—(1) No advocate or solicitor shall at any time be permitted, unless with his client’s express consent, to disclose any communication made to him in the course and for the purpose of his employment as such advocate or solicitor by or on behalf of his client, or to state the contents or condition of any document with which he has become acquainted in the course and for the purpose of his professional employment, or to disclose any advice given by him to his client in the course and for the purpose of such employment.
(2) Nothing in this section shall protect from disclosure —
any such communication made in furtherance of any illegal purpose;
any fact observed by any advocate or solicitor in the course of his employment as such showing that any crime or fraud has been committed since the commencement of his employment.

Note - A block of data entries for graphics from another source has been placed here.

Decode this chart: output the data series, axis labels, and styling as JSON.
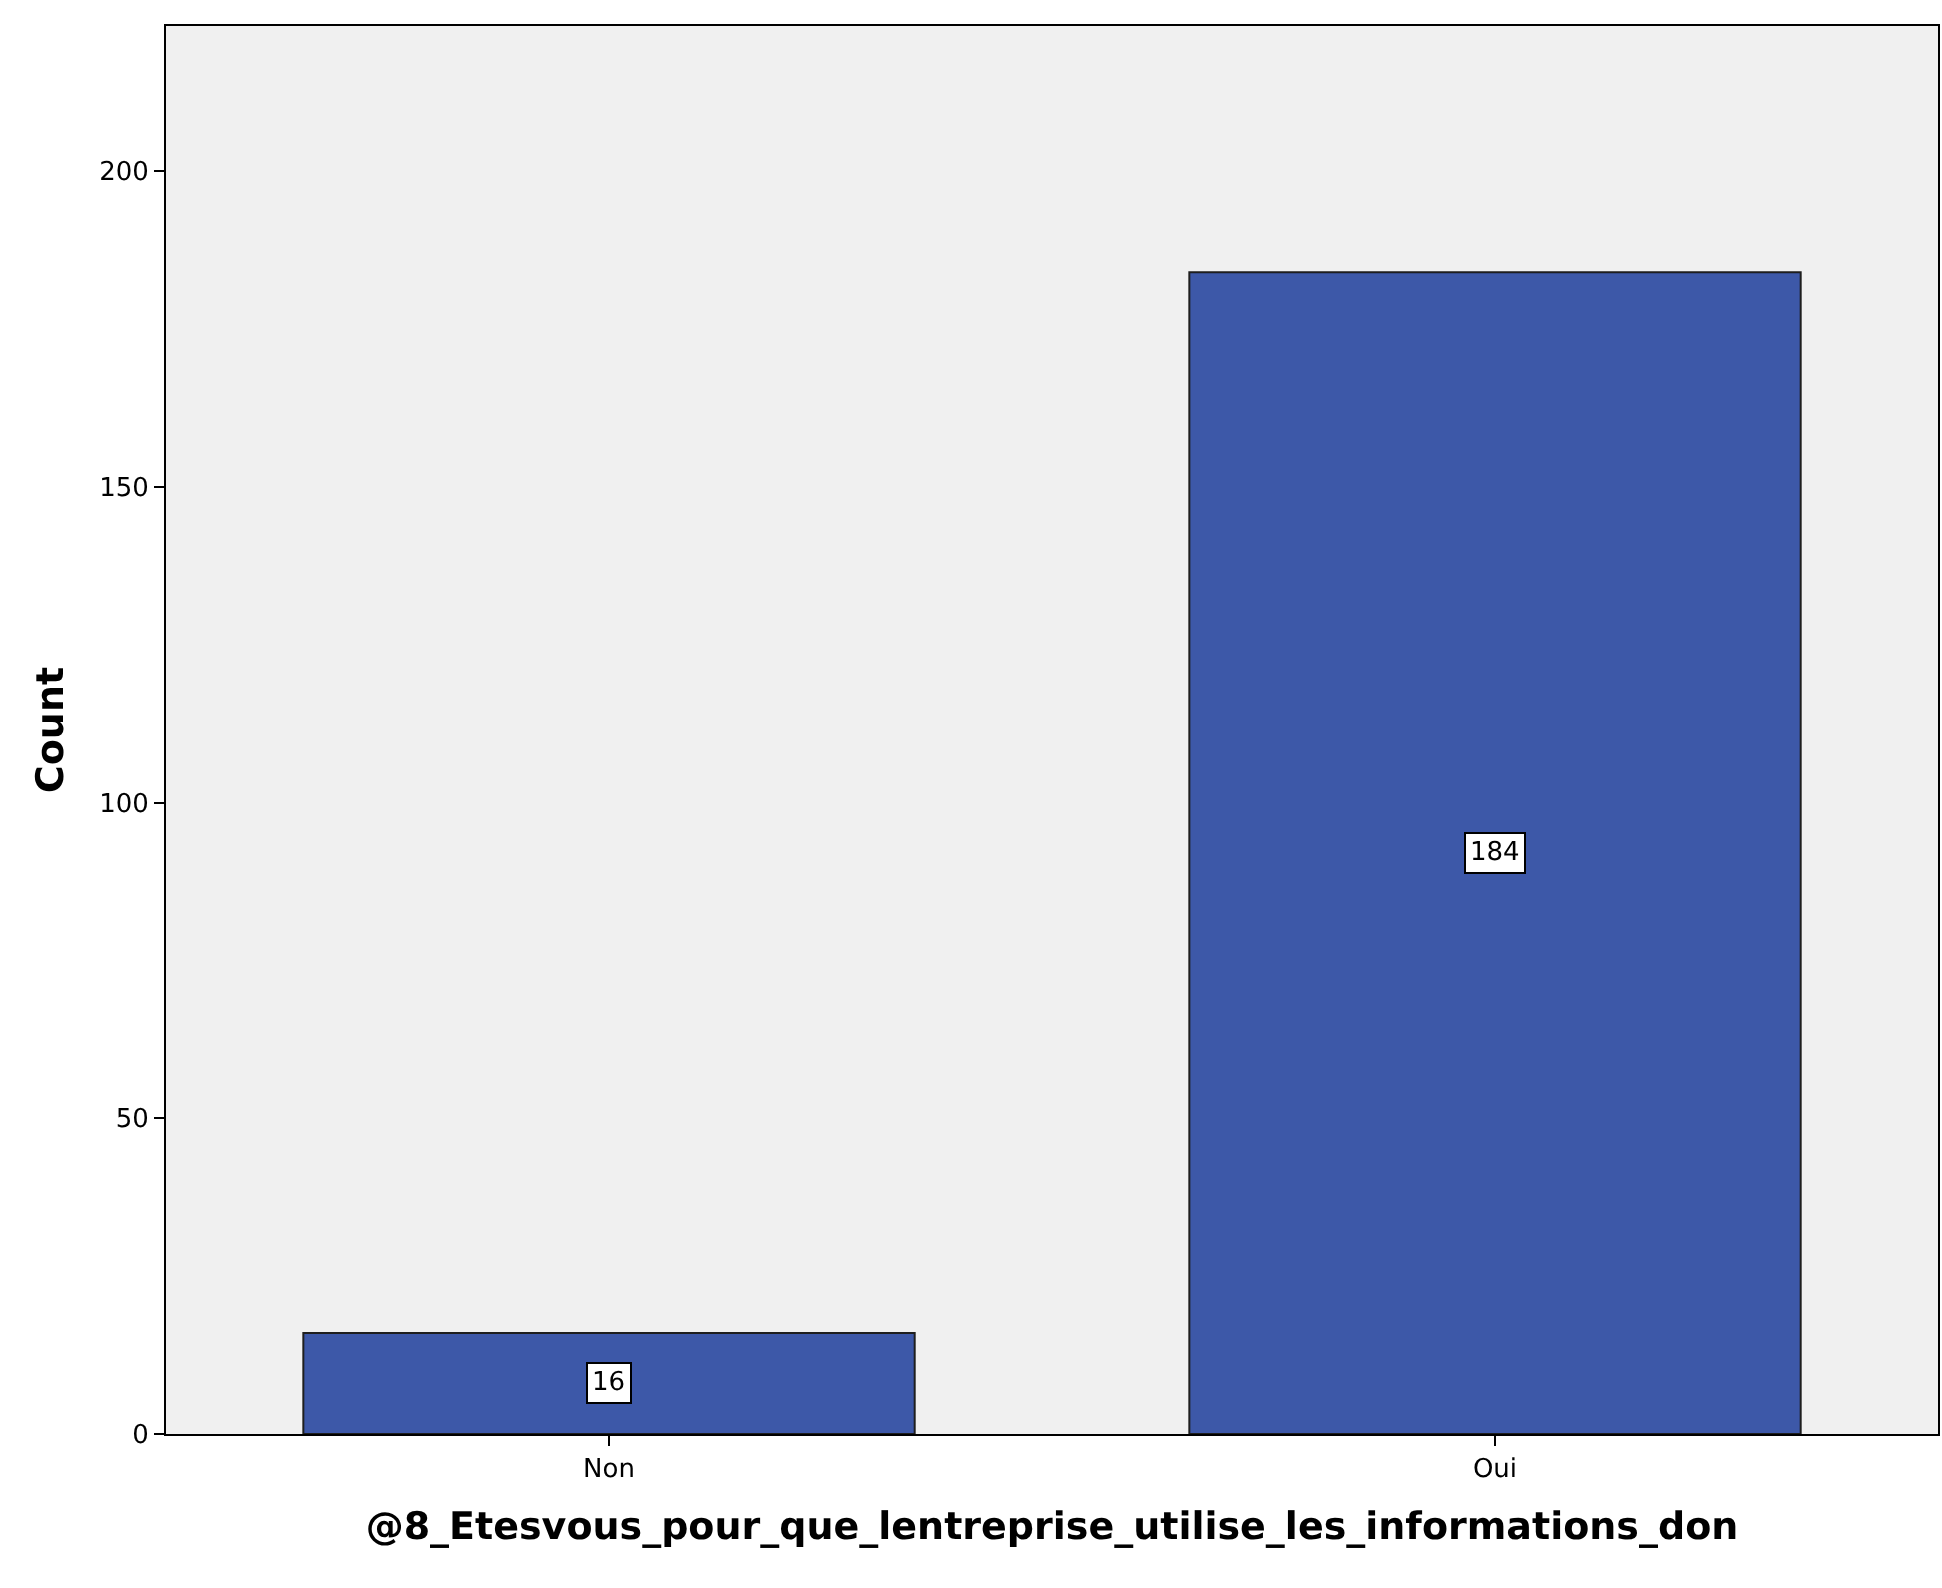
{
  "chart_data": {
    "type": "bar",
    "xlabel": "@8_Etesvous_pour_que_lentreprise_utilise_les_informations_don",
    "ylabel": "Count",
    "categories": [
      "Non",
      "Oui"
    ],
    "values": [
      16,
      184
    ],
    "color": "#3d58a8",
    "ylim": [
      0,
      223
    ],
    "yticks": [
      0,
      50,
      100,
      150,
      200
    ],
    "grid": false,
    "legend": false,
    "data_labels": true
  }
}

(3) It is immaterial whether the attention of such advocate or solicitor was or was not directed to such fact by or on behalf of his client.
Explanation .—The obligation stated in this section continues after the employment has ceased.

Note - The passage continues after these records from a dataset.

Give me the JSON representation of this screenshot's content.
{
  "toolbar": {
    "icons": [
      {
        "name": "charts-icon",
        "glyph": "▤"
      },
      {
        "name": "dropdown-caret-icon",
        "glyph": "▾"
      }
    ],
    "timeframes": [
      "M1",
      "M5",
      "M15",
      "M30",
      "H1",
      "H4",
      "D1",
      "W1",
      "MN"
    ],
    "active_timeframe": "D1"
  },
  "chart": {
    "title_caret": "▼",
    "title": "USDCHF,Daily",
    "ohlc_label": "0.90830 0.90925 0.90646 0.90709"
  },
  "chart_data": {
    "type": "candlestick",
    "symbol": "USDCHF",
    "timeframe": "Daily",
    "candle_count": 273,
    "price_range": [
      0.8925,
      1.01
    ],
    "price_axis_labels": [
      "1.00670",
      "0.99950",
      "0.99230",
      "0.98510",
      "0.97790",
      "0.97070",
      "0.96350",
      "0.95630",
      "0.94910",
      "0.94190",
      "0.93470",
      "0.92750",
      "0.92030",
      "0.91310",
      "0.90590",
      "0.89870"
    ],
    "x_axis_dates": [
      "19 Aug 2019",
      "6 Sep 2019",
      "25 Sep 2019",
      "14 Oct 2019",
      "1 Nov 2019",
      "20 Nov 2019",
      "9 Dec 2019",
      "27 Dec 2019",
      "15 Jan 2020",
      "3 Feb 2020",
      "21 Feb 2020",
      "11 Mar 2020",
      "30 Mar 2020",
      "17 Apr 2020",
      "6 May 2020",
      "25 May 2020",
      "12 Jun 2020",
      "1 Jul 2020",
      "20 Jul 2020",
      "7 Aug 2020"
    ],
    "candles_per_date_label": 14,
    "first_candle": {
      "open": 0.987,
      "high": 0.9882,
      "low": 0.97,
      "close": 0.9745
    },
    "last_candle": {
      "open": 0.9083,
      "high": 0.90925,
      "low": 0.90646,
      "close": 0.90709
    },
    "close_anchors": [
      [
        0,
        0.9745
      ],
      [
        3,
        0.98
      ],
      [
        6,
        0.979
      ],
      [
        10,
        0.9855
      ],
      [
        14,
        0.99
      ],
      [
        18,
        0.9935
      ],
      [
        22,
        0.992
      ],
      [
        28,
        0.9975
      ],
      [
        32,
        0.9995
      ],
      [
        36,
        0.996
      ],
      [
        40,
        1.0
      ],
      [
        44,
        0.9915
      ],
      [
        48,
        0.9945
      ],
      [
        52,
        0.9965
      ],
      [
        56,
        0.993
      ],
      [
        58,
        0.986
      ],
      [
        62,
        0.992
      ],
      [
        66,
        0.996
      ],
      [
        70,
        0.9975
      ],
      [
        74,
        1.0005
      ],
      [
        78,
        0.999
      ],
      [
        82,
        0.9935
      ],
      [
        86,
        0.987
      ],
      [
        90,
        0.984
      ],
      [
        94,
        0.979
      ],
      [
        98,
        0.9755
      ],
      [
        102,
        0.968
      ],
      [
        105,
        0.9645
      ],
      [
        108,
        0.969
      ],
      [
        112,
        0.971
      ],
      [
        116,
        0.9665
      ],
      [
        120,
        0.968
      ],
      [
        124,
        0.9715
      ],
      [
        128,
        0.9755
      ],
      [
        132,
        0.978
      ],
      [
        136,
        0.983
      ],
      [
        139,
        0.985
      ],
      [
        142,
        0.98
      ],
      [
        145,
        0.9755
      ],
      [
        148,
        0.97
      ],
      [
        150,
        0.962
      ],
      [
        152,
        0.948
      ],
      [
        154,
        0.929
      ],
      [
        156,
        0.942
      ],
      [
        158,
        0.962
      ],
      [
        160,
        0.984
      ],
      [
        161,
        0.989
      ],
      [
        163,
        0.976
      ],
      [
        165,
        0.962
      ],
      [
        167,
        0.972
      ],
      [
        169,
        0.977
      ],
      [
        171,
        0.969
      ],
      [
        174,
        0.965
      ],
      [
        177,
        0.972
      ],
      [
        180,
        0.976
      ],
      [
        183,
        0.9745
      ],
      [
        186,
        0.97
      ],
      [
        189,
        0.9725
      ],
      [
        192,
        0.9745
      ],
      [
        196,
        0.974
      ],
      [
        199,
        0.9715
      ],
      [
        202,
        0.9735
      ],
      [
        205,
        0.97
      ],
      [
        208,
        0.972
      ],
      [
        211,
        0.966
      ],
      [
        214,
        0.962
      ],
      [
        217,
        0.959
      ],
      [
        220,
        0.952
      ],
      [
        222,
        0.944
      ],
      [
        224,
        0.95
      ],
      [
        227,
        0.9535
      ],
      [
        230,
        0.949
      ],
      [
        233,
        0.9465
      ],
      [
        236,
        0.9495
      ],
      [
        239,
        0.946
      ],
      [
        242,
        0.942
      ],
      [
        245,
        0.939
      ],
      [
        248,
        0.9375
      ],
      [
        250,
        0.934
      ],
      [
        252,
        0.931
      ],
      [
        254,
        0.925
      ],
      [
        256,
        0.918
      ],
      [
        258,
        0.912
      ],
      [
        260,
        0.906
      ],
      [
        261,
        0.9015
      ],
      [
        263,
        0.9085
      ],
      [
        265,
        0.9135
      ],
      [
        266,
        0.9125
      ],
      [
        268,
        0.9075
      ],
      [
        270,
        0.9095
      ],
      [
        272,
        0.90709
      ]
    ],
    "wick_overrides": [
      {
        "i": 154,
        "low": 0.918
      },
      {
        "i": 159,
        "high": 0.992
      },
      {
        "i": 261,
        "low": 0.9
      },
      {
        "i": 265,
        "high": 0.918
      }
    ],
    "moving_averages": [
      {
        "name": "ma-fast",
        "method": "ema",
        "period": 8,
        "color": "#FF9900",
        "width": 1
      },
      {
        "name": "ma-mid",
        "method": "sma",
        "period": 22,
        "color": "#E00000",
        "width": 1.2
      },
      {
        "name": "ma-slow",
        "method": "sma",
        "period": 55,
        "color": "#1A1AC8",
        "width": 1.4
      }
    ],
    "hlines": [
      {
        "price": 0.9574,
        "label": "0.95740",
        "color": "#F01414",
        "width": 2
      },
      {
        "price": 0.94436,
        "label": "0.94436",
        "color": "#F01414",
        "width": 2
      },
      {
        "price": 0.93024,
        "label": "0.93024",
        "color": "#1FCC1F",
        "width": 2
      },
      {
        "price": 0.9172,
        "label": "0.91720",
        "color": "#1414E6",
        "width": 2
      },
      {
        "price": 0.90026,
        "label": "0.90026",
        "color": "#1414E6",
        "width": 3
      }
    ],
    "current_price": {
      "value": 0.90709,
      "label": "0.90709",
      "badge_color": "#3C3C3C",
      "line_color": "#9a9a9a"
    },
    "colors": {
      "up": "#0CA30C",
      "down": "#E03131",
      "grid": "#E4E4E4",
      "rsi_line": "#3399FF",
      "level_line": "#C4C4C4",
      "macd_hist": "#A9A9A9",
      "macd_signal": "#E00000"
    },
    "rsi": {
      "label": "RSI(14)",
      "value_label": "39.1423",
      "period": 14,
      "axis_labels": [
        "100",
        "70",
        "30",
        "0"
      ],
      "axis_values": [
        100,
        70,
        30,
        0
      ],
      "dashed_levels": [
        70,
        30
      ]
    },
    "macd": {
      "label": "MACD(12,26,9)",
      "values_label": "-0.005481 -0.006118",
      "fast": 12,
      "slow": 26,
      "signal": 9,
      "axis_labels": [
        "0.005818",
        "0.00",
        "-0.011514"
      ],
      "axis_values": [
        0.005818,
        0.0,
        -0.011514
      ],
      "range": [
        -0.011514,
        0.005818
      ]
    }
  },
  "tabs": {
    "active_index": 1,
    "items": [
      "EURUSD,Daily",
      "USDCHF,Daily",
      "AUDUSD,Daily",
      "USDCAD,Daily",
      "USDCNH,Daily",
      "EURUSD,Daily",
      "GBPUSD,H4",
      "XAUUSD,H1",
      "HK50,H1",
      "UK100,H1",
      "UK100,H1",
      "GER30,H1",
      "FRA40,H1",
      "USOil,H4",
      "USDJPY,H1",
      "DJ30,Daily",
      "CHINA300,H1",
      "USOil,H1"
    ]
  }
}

A, a client, says to B, a solicitor: “I have committed forgery and I wish you to defend me”.
As the defence of a man known to be guilty is not a criminal purpose this communication is protected from disclosure.
A, a client, says to B, a solicitor: “I wish to obtain possession of property by the use of a forged deed on which I request you to sue”.
This communication being made in furtherance of a criminal purpose is not protected from disclosure.
A, being charged with embezzlement, retains B, a solicitor, to defend him. In the course of the proceedings B observes that an entry has been made in A’s account-book, charging A with the sum said to have been embezzled, which entry was not in the book at the commencement of his employment.
This being a fact observed by B in the course of his employment, showing that a fraud has been committed since the commencement of the proceedings, it is not protected from disclosure.